Categories: Better Business
Topics: strategy| BestInvest| Hargreaves Lansdown
What should you do if a friend or family member wants financial advice? Maria Merricks asks advisers for their tips.
Having friends as clients has always been a bit of a grey area. On the one hand, you want the best for them and they know and trust you well. On the other, what if something goes wrong?
“Money can change people’s attitudes,” says Adrian Lowcock, senior investment adviser at Bestinvest. “You hear of it in so many different situations: friends who have rented or bought a house together, or a husband and wife who have ended up divorced. You certainly do not want a situation where friends end up losing money and blaming you.”
With this in mind, what is the best way to protect your friendships?
Whether it is in the back of a taxi or at a dinner party with friends, mention you are an IFA and the questions will soon follow: what do you think of an ISA? Is my pension right for me? In these situations it can prove difficult to separate opinion from advice. What is the best way to deal with it?
Danny Cox, head of advice at Hargreaves Lansdown, says advisers need to be careful to give an honest but neutral reply. In cases where the issue needs more than a quick response, Cox will highlight the fact he needs to be a bit more involved and will suggest they pick it up at a different time.
“You do not want to give them some off the cuff advice that might be inaccurate and so, people are usually quite happy with that,” he says.
All very well, but now they have arranged to see you as a potential client – what next?
Dave Penny, managing director at Invest Southwest, has been advising friends for years. For him, the situation is simple: treat friends exactly the same as you would any other client, perhaps even more professionally.
He suggests starting the advice process as normal: before the first meeting send out the relevant terms of business with a client agreement and a budget planner to complete. Outline the objectives for the discussion and give them time to prepare all the necessary information.

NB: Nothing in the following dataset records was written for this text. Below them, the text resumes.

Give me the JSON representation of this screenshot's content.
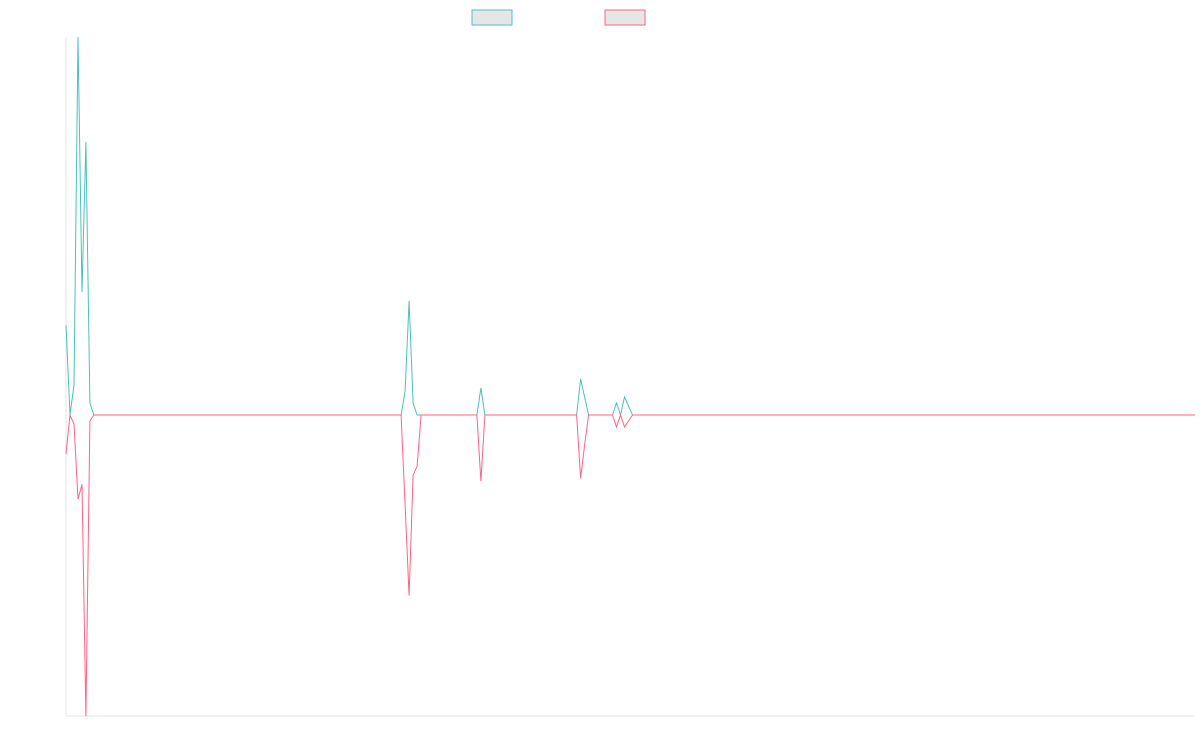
{
  "chart_data": {
    "type": "line",
    "title": "",
    "xlabel": "",
    "ylabel": "",
    "grid": false,
    "legend_position": "top-center",
    "x": [
      0,
      1,
      2,
      3,
      4,
      5,
      6,
      7,
      84,
      85,
      86,
      87,
      88,
      89,
      103,
      104,
      105,
      128,
      129,
      130,
      131,
      132,
      137,
      138,
      139,
      140,
      141,
      142,
      143,
      144,
      145,
      283
    ],
    "ylim": [
      -1,
      1.26
    ],
    "series": [
      {
        "color": "#4bc0c0",
        "fill": "#e6e6e6",
        "values": [
          0.3,
          0.0,
          0.1,
          1.26,
          0.41,
          0.91,
          0.04,
          0.0,
          0.0,
          0.08,
          0.38,
          0.04,
          0.0,
          0.0,
          0.0,
          0.09,
          0.0,
          0.0,
          0.12,
          0.06,
          0.0,
          0.0,
          0.0,
          0.04,
          0.0,
          0.06,
          0.03,
          0.0,
          0.0,
          0.0,
          0.0,
          0.0
        ]
      },
      {
        "color": "#ff6384",
        "fill": "#e6e6e6",
        "values": [
          -0.13,
          0.0,
          -0.03,
          -0.28,
          -0.23,
          -1.0,
          -0.02,
          0.0,
          0.0,
          -0.3,
          -0.6,
          -0.2,
          -0.17,
          0.0,
          0.0,
          -0.22,
          0.0,
          0.0,
          -0.21,
          -0.1,
          0.0,
          0.0,
          0.0,
          -0.04,
          0.0,
          -0.04,
          -0.02,
          0.0,
          0.0,
          0.0,
          0.0,
          0.0
        ]
      }
    ]
  }
}
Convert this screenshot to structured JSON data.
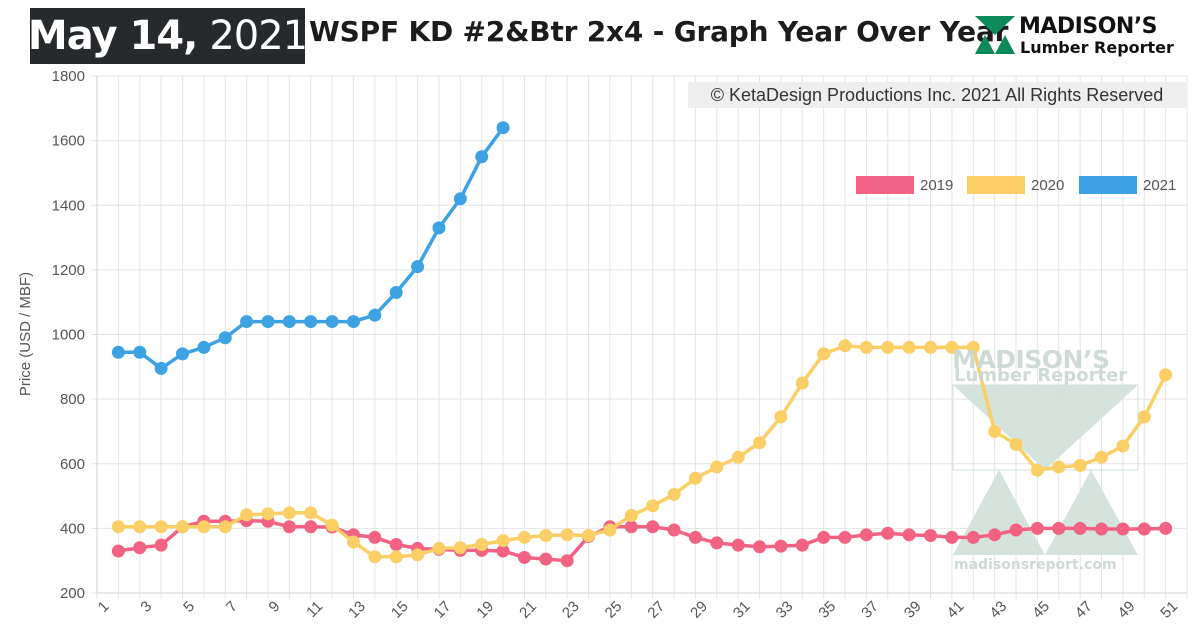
{
  "header": {
    "date_month_day": "May 14,",
    "date_year": "2021",
    "title": "WSPF KD #2&Btr 2x4 - Graph Year Over Year",
    "logo_name": "MADISON’S",
    "logo_sub": "Lumber Reporter"
  },
  "copyright": "© KetaDesign Productions Inc. 2021 All Rights Reserved",
  "watermark": {
    "name": "MADISON’S",
    "sub": "Lumber Reporter",
    "url": "madisonsreport.com"
  },
  "colors": {
    "2019": "#f36282",
    "2020": "#fbcf65",
    "2021": "#3da2e4",
    "grid": "#e4e4e4",
    "watermark": "#cfe0d8"
  },
  "chart_data": {
    "type": "line",
    "ylabel": "Price (USD / MBF)",
    "xlabel": "",
    "ylim": [
      200,
      1800
    ],
    "yticks": [
      200,
      400,
      600,
      800,
      1000,
      1200,
      1400,
      1600,
      1800
    ],
    "xlim": [
      1,
      52
    ],
    "xticks": [
      1,
      3,
      5,
      7,
      9,
      11,
      13,
      15,
      17,
      19,
      21,
      23,
      25,
      27,
      29,
      31,
      33,
      35,
      37,
      39,
      41,
      43,
      45,
      47,
      49,
      51
    ],
    "grid": true,
    "legend_position": "top-right",
    "series": [
      {
        "name": "2019",
        "x": [
          2,
          3,
          4,
          5,
          6,
          7,
          8,
          9,
          10,
          11,
          12,
          13,
          14,
          15,
          16,
          17,
          18,
          19,
          20,
          21,
          22,
          23,
          24,
          25,
          26,
          27,
          28,
          29,
          30,
          31,
          32,
          33,
          34,
          35,
          36,
          37,
          38,
          39,
          40,
          41,
          42,
          43,
          44,
          45,
          46,
          47,
          48,
          49,
          50,
          51
        ],
        "values": [
          330,
          340,
          348,
          405,
          422,
          422,
          424,
          422,
          405,
          405,
          404,
          380,
          372,
          350,
          338,
          335,
          332,
          332,
          330,
          310,
          305,
          300,
          375,
          405,
          405,
          405,
          395,
          372,
          355,
          348,
          343,
          345,
          348,
          372,
          372,
          380,
          385,
          380,
          378,
          372,
          372,
          380,
          395,
          400,
          400,
          400,
          398,
          398,
          398,
          400
        ]
      },
      {
        "name": "2020",
        "x": [
          2,
          3,
          4,
          5,
          6,
          7,
          8,
          9,
          10,
          11,
          12,
          13,
          14,
          15,
          16,
          17,
          18,
          19,
          20,
          21,
          22,
          23,
          24,
          25,
          26,
          27,
          28,
          29,
          30,
          31,
          32,
          33,
          34,
          35,
          36,
          37,
          38,
          39,
          40,
          41,
          42,
          43,
          44,
          45,
          46,
          47,
          48,
          49,
          50,
          51
        ],
        "values": [
          405,
          405,
          405,
          405,
          405,
          405,
          442,
          445,
          448,
          448,
          410,
          358,
          312,
          312,
          318,
          338,
          340,
          350,
          362,
          372,
          378,
          380,
          378,
          395,
          440,
          470,
          505,
          555,
          590,
          620,
          665,
          745,
          850,
          940,
          965,
          960,
          960,
          960,
          960,
          960,
          960,
          700,
          660,
          580,
          590,
          595,
          620,
          655,
          745,
          875
        ]
      },
      {
        "name": "2021",
        "x": [
          2,
          3,
          4,
          5,
          6,
          7,
          8,
          9,
          10,
          11,
          12,
          13,
          14,
          15,
          16,
          17,
          18,
          19,
          20
        ],
        "values": [
          945,
          945,
          895,
          940,
          960,
          990,
          1040,
          1040,
          1040,
          1040,
          1040,
          1040,
          1060,
          1130,
          1210,
          1330,
          1420,
          1550,
          1640
        ]
      }
    ]
  }
}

At the beginning of the meeting advisers should introduce themselves formally, outline what they do and how they work, then they should conduct the discussion fully and formally, agreeing on the objectives. Crucially, for Penny, all meetings should be at the adviser’s office:
“I will never go to a friend’s home as you are most likely to end up with the television on and talking to wives and children. Along the way I have learnt things tend to go wrong when you abandon the structure of meetings and I tend to feel uncomfortable I have not done a professional job.